Do not trouble my friends and enemies on this after I am gone.”
– From Rohith Vemula’s final note
Rohith Vemula’s death would be in vain unless we radically alter our present modes of engaging with and reacting to this tragedy. Consider the questions that are being asked now. In what way are the Union Minister Bandaru Dattatreya, the Vice Chancellor of the University of Hyderabad, and ABVP leader Sushil Kumar criminally at fault for Rohith’s suicide? The media reports state that abetment to suicide cases have been filed against these persons. At the other end of the spectrum are questions about Rohith as a victim of caste discrimination. But even here, the questions are about fault. How exactly are the officials of the University of Hyderabad criminally culpable as caste discriminators?
Rohith’s suicide raises important questions of academic intolerance and caste discrimination. However, these questions, like many other issues in our society, are being framed in terms of blame and punishment. Framing questions in this manner pushes to the side several important issues that are equally important and in the long term, pivotal in checking academic bullying and caste discrimination. Here’s a non-exhaustive sample of such questions. How should we counsel student groups such as the Akhil Bharatiya Vidyarthi Parishad from resorting to posturing and intimidation when faced with views that are contrary to theirs? Once again, our reaction to these groups ought not to be in terms of seeking criminal culpability. Filing assault or abetment to suicide cases against belligerent student groups has not worked in the past; if anything it makes the problem even worse.
How do we encourage university administrations to be more sensitive to caste discrimination? Filing abetment to suicide cases against the college administration will only lead to a hardening of positions on all sides: the police, the students and the faculty and staff. The academia is a community, and students and teachers are integral to it; introducing criminal law into this relationship will lead to a complete breakdown in this relationship, a relationship that cannot exist without mutual trust and transparency. If students and teachers do not feel that they belong to a single integrated community that is striving, albeit imperfectly, to remedy historical wrongs of caste discrimination, the project of doing away with caste discrimination will be a non-starter. The academic community must deal with caste-based issues at a structural level; blaming particular individuals not only involves controversial and in many cases pointless issues of causation but also take aways from the community the time and effort required to systemically approach problems in this area.
Finally, how do we empower discriminated and unjustly treated Dalit students to react to unfavourable circumstances? How do we take care of the psychological and financial needs of the parents and siblings of students who are abused, killed or driven to suicide? These are difficult questions that need to be answered and will instead be driven to the background when criminal cases are filed and politicians come to visit.
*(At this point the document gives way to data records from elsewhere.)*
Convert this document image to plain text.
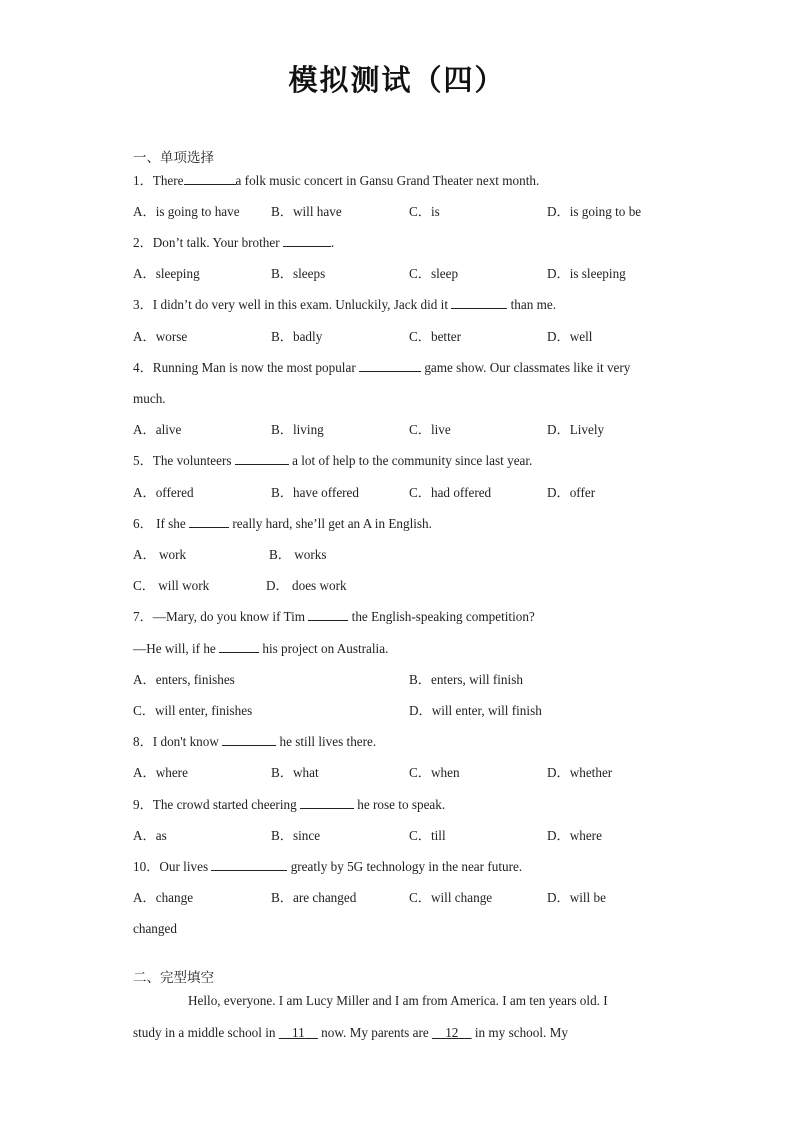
模拟测试（四）
一、单项选择
1．There	a folk music concert in Gansu Grand Theater next month.
A．is going to have B．will have	C．is	D．is going to be
2．Don’t talk. Your brother	.
A．sleeping	B．sleeps	C．sleep	D．is sleeping
3．I didn’t do very well in this exam. Unluckily, Jack did it	than me.
A．worse	B．badly	C．better	D．well
4．Running Man is now the most popular	game show. Our classmates like it very
much.
A．alive	B．living	C．live	D．Lively
5．The volunteers	a lot of help to the community since last year.
A．offered	B．have offered	C．had offered	D．offer
6． If she	really hard, she’ll get an A in English.
A． work	B． works
C． will work	D． does work
7．—Mary, do you know if Tim	the English-speaking competition?
—He will, if he	his project on Australia.
A．enters, finishes	B．enters, will finish
C．will enter, finishes	D．will enter, will finish
8．I don't know	he still lives there.
A．where	B．what	C．when	D．whether
9．The crowd started cheering	he rose to speak.
A．as	B．since	C．till	D．where
10．Our lives	greatly by 5G technology in the near future.
A．change	B．are changed	C．will change	D．will be
changed
二、完型填空
Hello, everyone. I am Lucy Miller and I am from America. I am ten years old. I
study in a middle school in 11 now. My parents are 12 in my school. My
Today, in Hyderabad and elsewhere, there is a breakdown of trust between members of the academic community when it comes to handling grievances based on allegations of caste discrimination. Rancorous incidents between the authorities and students do not occur in a vacuum. Usually, the authorities allege misbehaviour and hooliganism on the part of the students while the students allege highhandedness and prejudice from the authorities. There follows an endless cycle of blame and fault finding which leads to further polarisation of positions, and once the police and the politicians step in, any reasonable chance for a sustainable relationship between the students and the teachers disappears.
A scholar in the prime of his life, sensitive, perceptive and intelligent, has died before his time. For his parents, for his friends, and for the academic community of which he was a part, this is a tragedy of vast proportions. How we react to it will determine if we make it worse than it is now. Do we gain anything from embarking on a fault finding mission to figure out who caused the boy’s death? Shouldn’t we instead honour Rohith and what he stood for by embarking on a longer, more arduous but also more beneficial task – which is to bring the various elements in this tragedy together and make them introspect on how the community of scholars must repair itself and prosper in the future? How do we ensure that the VC and the ministers and the ABVP leaders reflect on what they did, not with a view to putting these people to a forensic criminal examination but to appeal to their better nature to see that they, along with the student community, come up with measures that will, in the future, not engender bitterness and distrust in people from less privileged communities?
In the long run, restorative justice is a much better option than retributive justice in addressing the deep structural inequalities in our society. Rohith’s suicide note suggested that he did not want either his friends or his enemies to be held responsible for his death. We must honour his request.